VIRGINIA CITY - A fire that ignited in construction debris in the basement of the Fourth Ward School in Virginia City early Friday morning could have destroyed the 131-year-old building had it not been for the sprinkler system installed during a 1986 renovation.
"Sprinkler systems are a must. A lot of people get concerned because you have to alter a historic building to put a sprinkler system in, but in this particular case it probably saved significant damage if not the building itself," said Storey County Fire Division Chief Eric Guevin.

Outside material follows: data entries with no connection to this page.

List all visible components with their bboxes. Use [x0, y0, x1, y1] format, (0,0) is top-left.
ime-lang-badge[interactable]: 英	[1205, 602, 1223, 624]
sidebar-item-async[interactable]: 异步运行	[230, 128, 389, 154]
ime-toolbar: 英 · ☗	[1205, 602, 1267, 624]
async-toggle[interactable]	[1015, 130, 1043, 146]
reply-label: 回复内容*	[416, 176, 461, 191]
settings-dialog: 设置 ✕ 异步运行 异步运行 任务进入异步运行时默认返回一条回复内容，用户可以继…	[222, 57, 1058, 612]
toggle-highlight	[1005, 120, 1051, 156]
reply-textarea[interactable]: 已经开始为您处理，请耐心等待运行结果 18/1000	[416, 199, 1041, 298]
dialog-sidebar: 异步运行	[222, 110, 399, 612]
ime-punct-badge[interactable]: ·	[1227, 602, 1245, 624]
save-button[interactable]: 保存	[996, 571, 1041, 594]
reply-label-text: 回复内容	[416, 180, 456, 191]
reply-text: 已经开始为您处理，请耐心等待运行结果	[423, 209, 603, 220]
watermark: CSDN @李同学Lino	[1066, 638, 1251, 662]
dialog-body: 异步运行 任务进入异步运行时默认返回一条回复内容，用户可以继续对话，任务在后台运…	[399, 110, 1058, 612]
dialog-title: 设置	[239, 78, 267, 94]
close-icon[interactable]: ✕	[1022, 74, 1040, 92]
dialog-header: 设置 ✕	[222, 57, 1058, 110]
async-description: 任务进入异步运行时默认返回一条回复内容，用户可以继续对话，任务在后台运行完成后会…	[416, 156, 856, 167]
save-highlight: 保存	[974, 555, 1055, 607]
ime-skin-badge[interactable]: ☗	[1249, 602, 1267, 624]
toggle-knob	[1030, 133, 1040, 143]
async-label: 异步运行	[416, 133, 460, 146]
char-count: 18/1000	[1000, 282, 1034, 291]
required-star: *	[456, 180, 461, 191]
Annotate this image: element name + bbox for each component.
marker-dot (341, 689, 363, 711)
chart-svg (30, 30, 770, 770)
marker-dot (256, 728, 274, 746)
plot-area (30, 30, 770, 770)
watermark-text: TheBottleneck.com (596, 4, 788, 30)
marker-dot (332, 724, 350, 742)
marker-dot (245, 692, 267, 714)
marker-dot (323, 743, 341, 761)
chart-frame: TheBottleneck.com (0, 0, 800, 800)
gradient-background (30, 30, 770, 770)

A smoke alarm went off about 4 a.m. Friday morning and a short time later, the sprinkler heads activated, sounding a water flow alarm at the fire department, said Storey County Fire Chief, Gary Hames.
When crews arrived, there was smoke throughout the building, and flames in debris in the southwest corner of the basement contained by the sprinkler system, said Guevin.
He suspects sawdust, bagged and discarded in a trash bin, created enough heat at it decomposed to spontaneously ignite.
"This is not malicious in nature," he said.
He said there is flood damage to the basement and minor smoke residue throughout the building.
Crews from Reno and Lyon County were initially called in to assist, but because the sprinklers worked so efficiently, they were not needed.
"The sprinkler system saved that historic building," Hames said.